The Animatrix Review

Animatrix, The
Nine animated shorts set in and around The Matrix, written and directed by the cream of Japanese anime creators, with the Wachowski brothers' blessing.

by William Thomas |
Published on
Release Date:

01 Jan 2003

Running Time:

0 minutes

Certificate:

15

Original Title:

Animatrix, The

Featuring nine animated shorts set in and around The Matrix, written and directed by the cream of Japanese anime creators, with the Wachowski brothers' blessing, The Animatrix arrives with a weight of expectation similar to Reloaded.

However, while it's visually sublime - a magical mystery tour of animation styles- it doesn't fully deliver. Overall, the disc is debilitated by story issues and an overwhelming number of downbeat endings, which place it far from the cathartic exhilaration of the original movie.

The Wachowskis themselves penned The Second Renaissance Part 1, a beautifully designed look at life pre-Matrix, using a faux newsreel style to chilling effect as the machines rise.

Dark-edged, brutal and less smoothly styled, The Second Renaissance Part 2 shows those machines creating The Matrix.

Program - the most truly manga-fied effort - is a love story set in Medieval Japan; artistically startling, but less profound than it thinks it is.
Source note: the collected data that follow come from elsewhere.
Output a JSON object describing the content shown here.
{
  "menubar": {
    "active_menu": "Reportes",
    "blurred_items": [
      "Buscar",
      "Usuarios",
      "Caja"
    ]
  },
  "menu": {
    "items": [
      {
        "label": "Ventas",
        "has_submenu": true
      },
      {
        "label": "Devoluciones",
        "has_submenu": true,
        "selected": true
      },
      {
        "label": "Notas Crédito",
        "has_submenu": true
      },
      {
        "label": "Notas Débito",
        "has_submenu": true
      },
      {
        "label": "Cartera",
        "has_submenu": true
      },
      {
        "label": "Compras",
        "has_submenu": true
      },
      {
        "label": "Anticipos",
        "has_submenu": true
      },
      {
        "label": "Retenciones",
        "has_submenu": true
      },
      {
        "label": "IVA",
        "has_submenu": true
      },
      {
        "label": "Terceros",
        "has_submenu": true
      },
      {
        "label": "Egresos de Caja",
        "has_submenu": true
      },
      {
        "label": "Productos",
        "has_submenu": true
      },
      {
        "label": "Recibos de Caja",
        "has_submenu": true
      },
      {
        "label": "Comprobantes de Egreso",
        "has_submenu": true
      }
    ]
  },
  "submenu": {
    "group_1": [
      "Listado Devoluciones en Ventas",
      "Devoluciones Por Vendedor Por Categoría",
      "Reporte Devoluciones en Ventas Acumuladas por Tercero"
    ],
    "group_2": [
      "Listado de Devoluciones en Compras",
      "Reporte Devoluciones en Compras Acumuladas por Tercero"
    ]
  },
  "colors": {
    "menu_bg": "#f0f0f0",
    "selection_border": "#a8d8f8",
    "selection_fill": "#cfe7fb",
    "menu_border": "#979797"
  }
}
An athlete breaks out of the Wachowskis' wonderland through sheer willpower in stylised short World Record. Bouquets for its strange, angular art; brickbats for a confusing story.

A Kid's Story, on the other hand, is suffused with a dream-like quality, as Clayton Moore (who appears in Reloaded and Revolutions) tries to escape The Matrix with Neo's help.

Until a climax which betrays the internal logic of The Matrix, Detective Story is by far the best of the shorts - a spot-on black-and-white noir about a detective enlisted to find Trinity.

Beyond (a group of children exploit a glitch in The Matrix) is slight and atmospheric; while Matriculated (outside The Matrix, humans reprogramme a machine) is a visually stunning, frankly hallucinogenic trip which out-Kubricks 2001.

Lastly, The Final Flight Of The Osiris, the much-vaunted precursor to Reloaded: a triumph for CG photorealism, but the story is wafer-thin.

Though undeniably beautiful, overall, the disc is debilitated by story issues and an overwhelming number of downbeat endings, which place it far from the cathartic exhilaration of the original movie.